The Golden Bowl
Nearly a hundred years after Marcel Duchamp took a porcelain urinal signed “R. Mutt” and turned it into art, calling it “Fountain” (1917), Saudi Arabia’s King Abdullah has gifted his daughter a toilet made entirely of gold as a wedding gift.
“The Golden Toilet” (2014) as a name or title for the toilet is a bit of tautology: it is like a last minute reminder of wealth and opulence, just in case anyone forgot or doubted that the intestines of this toilet was made of gold, a bit like being told that one would be surrounded by made-to-order bodies in a beauty contest.

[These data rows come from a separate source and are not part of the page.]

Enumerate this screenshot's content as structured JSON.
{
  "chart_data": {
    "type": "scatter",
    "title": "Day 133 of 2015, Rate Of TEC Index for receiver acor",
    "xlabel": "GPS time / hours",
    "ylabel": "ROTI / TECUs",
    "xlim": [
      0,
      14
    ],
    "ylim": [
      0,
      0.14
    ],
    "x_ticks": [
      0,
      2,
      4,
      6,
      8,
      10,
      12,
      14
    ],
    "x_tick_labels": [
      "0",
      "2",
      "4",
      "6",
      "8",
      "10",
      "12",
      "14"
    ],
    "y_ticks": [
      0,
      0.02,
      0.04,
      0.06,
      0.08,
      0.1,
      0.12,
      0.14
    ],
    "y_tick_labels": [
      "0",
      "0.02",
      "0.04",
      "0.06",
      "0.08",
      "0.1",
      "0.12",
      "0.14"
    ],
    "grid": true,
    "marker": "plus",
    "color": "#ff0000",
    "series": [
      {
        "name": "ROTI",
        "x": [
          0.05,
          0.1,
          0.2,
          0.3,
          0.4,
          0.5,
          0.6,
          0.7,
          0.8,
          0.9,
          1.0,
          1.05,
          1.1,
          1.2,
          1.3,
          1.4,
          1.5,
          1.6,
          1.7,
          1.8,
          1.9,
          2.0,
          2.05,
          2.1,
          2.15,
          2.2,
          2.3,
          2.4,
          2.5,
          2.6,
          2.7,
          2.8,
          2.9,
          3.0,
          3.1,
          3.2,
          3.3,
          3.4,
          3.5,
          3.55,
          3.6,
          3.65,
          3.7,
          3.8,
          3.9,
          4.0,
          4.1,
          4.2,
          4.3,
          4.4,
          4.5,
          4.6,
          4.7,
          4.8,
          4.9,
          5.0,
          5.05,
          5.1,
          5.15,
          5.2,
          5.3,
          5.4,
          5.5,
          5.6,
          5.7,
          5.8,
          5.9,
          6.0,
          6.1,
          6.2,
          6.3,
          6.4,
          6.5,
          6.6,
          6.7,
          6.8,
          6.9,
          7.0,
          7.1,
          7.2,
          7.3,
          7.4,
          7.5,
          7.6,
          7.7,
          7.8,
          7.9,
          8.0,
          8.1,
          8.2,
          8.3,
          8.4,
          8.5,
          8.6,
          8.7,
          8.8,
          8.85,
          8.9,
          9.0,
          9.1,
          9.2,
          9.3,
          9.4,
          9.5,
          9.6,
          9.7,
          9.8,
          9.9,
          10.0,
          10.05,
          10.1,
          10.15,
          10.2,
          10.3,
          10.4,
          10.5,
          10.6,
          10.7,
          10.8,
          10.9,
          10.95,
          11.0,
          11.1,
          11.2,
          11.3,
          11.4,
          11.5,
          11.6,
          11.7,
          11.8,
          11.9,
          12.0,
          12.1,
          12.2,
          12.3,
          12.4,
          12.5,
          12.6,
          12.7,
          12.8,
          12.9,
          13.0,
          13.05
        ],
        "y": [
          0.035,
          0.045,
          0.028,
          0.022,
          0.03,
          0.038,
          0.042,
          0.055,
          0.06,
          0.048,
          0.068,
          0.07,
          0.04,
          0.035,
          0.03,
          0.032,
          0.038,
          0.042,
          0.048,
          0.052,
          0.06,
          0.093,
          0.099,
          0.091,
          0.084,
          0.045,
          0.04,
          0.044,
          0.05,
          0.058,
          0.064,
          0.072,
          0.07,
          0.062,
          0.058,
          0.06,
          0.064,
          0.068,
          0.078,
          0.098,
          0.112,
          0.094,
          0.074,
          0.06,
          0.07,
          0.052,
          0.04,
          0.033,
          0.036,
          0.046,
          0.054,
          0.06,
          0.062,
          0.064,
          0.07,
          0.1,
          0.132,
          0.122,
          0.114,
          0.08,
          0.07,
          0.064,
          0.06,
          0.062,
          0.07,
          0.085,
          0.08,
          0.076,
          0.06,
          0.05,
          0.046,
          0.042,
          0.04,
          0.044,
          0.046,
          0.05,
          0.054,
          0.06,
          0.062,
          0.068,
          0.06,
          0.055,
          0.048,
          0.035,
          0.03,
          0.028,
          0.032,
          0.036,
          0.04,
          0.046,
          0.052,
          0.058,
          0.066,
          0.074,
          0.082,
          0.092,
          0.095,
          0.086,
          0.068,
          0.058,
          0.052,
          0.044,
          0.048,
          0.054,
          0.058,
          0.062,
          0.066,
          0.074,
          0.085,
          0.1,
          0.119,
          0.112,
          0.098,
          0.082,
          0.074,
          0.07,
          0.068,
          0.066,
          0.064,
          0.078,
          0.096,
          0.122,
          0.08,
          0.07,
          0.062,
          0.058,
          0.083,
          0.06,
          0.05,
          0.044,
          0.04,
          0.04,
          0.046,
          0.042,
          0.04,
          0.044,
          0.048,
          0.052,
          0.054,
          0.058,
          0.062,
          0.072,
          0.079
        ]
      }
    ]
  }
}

Duchamp, in case it needs reminding, was working on the aesthetic of the readymade, by positing it against what he called ‘retinal art’, art that appealed to the eye alone. His work was founded on ‘visual indifference’ and much of his work hinges on how ‘found objects’ are turned into works of art. The ‘first’ definition of ‘readymade’ is commonly thought to be made by Duchamp though Andre Breton and Paul Eluard, who compiled the Dictionnaire abrege du Surrealisme later denied it: ‘an ordinary object elevated to the dignity of a work of art by the mere choice of an artist …’.
The porcelain urinal had arrived as a piece of sculpture from a female friend whose signature on it is a pseudonym: ‘R. Mutt’; Richard Mutt. All that Duchamp did was to reorient the urinal to a position that was 90 degrees from its normal position of use. He then wrote ‘R. Mutt 1917’ on it. Why R. Mutt? Among the many interpretations of ‘Fountain’ over nearly a century, I find two to be useful in my understanding of King Abdullah’s ‘The Golden Toilet’: R. Mutt could be ‘armut’, meaning ‘poverty’ in German, and ‘R’ could mean ‘Richard’, a French slang for ‘moneybags’.
Nearly a hundred years later, King Abdullah turns Duchamp’s Fountain on its head. If anyone ever spoke back to the Empire, this is it: the audacity of abundance, challenging the entire notion of the readymade and industrial production that birthed that aesthetic, bringing into its fold the hierarchy among men. All this is at complete odds with the modernist impulse of Duchamp’s work. If there ever was a gross corruption of ‘retinal art’, this is it, for the butt (rhymes with ‘Mutt’, remember) is indifferent to the stock exchange value of metals, gold or iron.
The Golden Toilet reiterates the belief that all men might be created equal but some men’s faeces are more equal than others. ‘Fountain’ was an object of use turned into art. The Golden Toilet is art compelled into use. Duchamp wanted to de-deify the artist. King Abdullah’s aim seems to deify the man on the commode, turning every person who excretes or urinates into the bowl into an artist.
Four people, the South African artist Kendell Geers, the musician Brian Eno, and the Chinese performance artists Yuan Chai and Jian Jun Xi, have claimed to urinate in the Fountain. How many people will ever urinate in The Golden Toilet? And will that excrement be a work of art?
Who is the artist in the Age of Abundance then? And what is art? Golden Shit?